Research by UC Irvine immunologists reveals new information about how our immune system functions, shedding light on a vital process that determines how the body’s ability to fight infection develops.
In the online version of Nature Immunology, neurology professor Dr. Michael Demetriou, postdoctoral scholar Raymond Zhou and other Institute for Immunology colleagues describe a critical mechanism underlying how T cells are created, selected and released into the bloodstream.
A T cell is a type of blood cell called a lymphocyte that protects the body from infection.
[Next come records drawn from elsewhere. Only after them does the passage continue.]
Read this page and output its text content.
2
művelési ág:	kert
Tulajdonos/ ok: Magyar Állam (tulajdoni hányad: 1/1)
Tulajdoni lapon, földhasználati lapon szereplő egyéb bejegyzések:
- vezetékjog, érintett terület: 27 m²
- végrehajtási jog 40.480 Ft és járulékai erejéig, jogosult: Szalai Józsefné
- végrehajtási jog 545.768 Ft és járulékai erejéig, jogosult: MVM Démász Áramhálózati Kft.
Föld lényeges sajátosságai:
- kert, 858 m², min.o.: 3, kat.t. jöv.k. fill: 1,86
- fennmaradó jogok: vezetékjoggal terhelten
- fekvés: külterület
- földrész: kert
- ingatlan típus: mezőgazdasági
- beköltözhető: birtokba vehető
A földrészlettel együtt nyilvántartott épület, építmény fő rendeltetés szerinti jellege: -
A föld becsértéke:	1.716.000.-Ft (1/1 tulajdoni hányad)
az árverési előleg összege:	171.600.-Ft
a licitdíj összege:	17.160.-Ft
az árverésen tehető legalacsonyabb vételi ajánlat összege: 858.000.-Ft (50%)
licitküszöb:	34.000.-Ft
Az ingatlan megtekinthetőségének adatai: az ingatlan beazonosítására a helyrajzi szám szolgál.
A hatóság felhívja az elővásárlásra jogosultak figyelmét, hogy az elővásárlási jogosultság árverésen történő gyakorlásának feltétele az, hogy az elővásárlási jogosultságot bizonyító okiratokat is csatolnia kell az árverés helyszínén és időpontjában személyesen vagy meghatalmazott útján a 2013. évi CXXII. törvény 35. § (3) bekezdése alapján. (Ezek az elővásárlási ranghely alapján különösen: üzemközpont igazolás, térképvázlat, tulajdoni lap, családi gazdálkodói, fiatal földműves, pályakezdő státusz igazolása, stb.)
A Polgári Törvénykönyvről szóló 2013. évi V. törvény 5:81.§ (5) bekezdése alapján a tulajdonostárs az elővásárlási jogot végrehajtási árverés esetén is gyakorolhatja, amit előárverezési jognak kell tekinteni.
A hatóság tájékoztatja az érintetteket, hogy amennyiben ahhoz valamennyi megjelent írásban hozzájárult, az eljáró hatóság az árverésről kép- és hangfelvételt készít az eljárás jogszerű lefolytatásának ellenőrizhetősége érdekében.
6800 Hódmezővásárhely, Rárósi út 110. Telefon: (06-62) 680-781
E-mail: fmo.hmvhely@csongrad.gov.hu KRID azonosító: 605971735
T cell precursors called thymocytes are created in the bone marrow and migrate to the thymus – a walnut-sized organ at the base of the neck – where they turn into T cells.
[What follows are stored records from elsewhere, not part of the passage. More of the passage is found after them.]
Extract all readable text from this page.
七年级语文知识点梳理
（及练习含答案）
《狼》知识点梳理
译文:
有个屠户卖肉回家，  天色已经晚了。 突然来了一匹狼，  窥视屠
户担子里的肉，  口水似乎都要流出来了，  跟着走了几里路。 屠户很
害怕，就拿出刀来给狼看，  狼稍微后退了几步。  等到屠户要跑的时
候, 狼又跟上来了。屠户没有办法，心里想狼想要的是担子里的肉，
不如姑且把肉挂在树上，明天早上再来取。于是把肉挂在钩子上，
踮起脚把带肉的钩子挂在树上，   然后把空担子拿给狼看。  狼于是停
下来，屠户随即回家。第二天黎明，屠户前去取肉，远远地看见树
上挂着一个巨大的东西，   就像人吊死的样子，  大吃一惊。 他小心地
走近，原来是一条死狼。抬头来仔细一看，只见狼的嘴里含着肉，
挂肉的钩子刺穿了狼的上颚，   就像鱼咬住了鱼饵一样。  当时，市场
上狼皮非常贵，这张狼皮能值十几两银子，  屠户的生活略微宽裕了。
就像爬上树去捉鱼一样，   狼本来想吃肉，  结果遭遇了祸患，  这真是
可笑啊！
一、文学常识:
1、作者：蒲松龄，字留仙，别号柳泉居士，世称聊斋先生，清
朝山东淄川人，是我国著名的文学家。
However, very few thymocytes become fully functional T cells, and in the current study, the Demetriou team gained important new insights into why.
As they transform into T cells, thymocytes grow receptors that react to an antigen (any substance provoking an immune response) that’s bound to a small molecule called MHC. If this reaction is too strong or too weak, the thymocyte does not mature into a T cell.
Demetriou and the others found that the delicate balance determining the proper reactive ability is controlled by glycosylation, a process in which a sugar attaches to a target protein to give the protein stability and form. They saw that changes in the addition of sugars to receptors – including the blocking of glycosylation – during T cell development profoundly influenced how thymocytes reacted to the MHC-bound antigens and whether they became mature T cells.
Glycosylation also may help explain the creation of self-reactive T cells that escape from the thymus and can go on to attack the body’s own antigens, a process called autoimmunity that’s the basis of immune system disorders such as multiple sclerosis.
“Understanding how T cells are selected for antigen reactivity has been an enigma, and here we have made a major advance in understanding how this selection works,” Demetriou says.
The work, he added, represents a breakthrough in basic research and facilitates further discoveries about T cell processes that could someday yield new therapeutic approaches to infection and autoimmune diseases.
Haik Mkhikian, Ani Grigorian, Amanda Hong, David Chen and Araz Arakelyan of UCI contributed to the study, which received support from the National Institute of Allergy & Infectious Diseases (grant R01 AI053331) and the National Heart, Lung & Blood Institute (grant F30HL108451).